Five retentostats (2 L), equipped with custom-made membrane filtration modules (pore size of 0.1 μm), were operated in parallel at 30°C under anoxic conditions. Highly-enriched planktonic cultures of Candidatus Kuenenia and Ca. Brocadia were used to assess the long-term impact of different organics and availability of nitrogen substrates. Continuous exposure to different organic substrates provided key insights on the ecological niche of the two anammox genera. Ca. Brocadia stably co-existed with the developed heterotrophic denitrifiers (family Rhodocyclaceae), while Ca. Kuenenia was outcompeted under all tested conditions. Differential proteomics revealed that Ca. Kuenenia consistently up-regulated one HAO-like protein – a candidate nitrite reductase – likely in response to the increased competition for nitrite.

The same experimental set-up was used at 20°C for the continuous cultivation of denitrifying communities with acetate and N2O as sole electron donor and acceptor, respectively. Under the imposed conditions, the enrichments were also dominated by members of the family Rhodocyclaceae. Importantly, at relatively long sludge retention times (7d), meta-proteomics revealed that both acetate and N2O limiting conditions enriched for clade II N2O-reducers, usually displaying higher substrate affinities and thus potentially acting as more efficient N2O-sinks. Yet, specialist N2O-reducers were not enriched for.

Ultimately, a one-dimensional biofilm model was developed to elucidate the impact of process conditions on the competition between DNRA, anammox, and denitrification, and evaluate implications for process performance. Owing to the limited kinetic and stoichiometric information on DNRA performing bacteria, Monte Carlo simulations were used to cover the space of potential parameter values. The growth yield of DNRA was identified as key parameter determining the biofilm microbial composition, and defining the nice for anammox in particular at high influent ratios of organics over nitrogen.

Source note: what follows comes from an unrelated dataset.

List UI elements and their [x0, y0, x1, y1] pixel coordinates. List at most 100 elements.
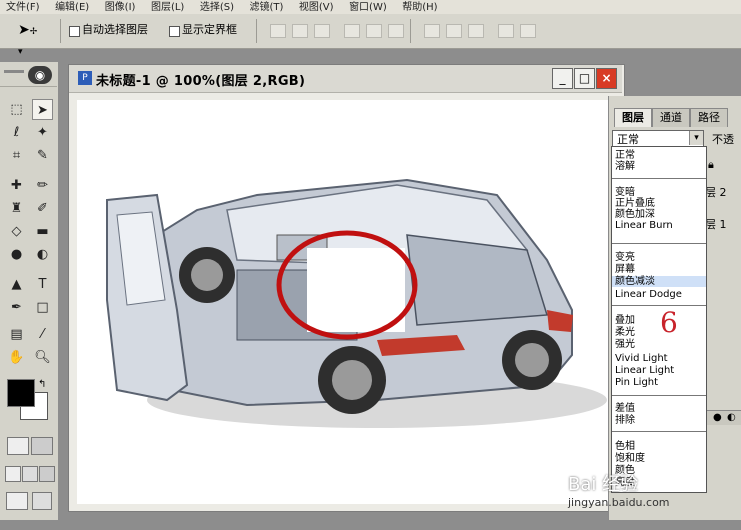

The work resulted in one published paper, and in eight more manuscripts submitted or in preparation. The results were presented at eight international conferences, and during three invited talks. Also, one international workshop was organized on the topic of the action. In terms of outreach activities, besides an invited talk at a scientific event for children, Michele Laureni organized an Improvisation Theatre show on the topic of bacteria and toilets to present the topic of the project and the different EU funding opportunities to the general public.
The results of the MixAmox project broaden our understanding of metabolic interactions in mixed anammox-based microbial communities towards the development and wide-adoption of more resource- and energy-efficient WWTP. A deeper knowledge of the impact of organic substrates on the anammox physiology is paramount to improve the design of anammox reactors and the preceding treatment units, predict potential process imbalances, and ultimately maximize carbon valorisation. At the same time, minor N2O emissions could completely offset the expected benefits of anammox processes in term of CO2 savings. Elucidating the microbiology underlying N2O turnover is a prerequisite for the design of new process schemes where the biological N2O reducing potential is harnessed as a mean to control emissions. Also, new metabolisms such as DNRA need to be included in WWTP mathematical models to discern their potential role, and possibly disclose unforeseen treatment opportunities. Ultimately, methodological approaches that allow for the simultaneous taxonomic and functional characterization, such as meta-proteomics, are expected to change our understanding of labour division in complex microbial communities, and how we control it to the benefit of society at large.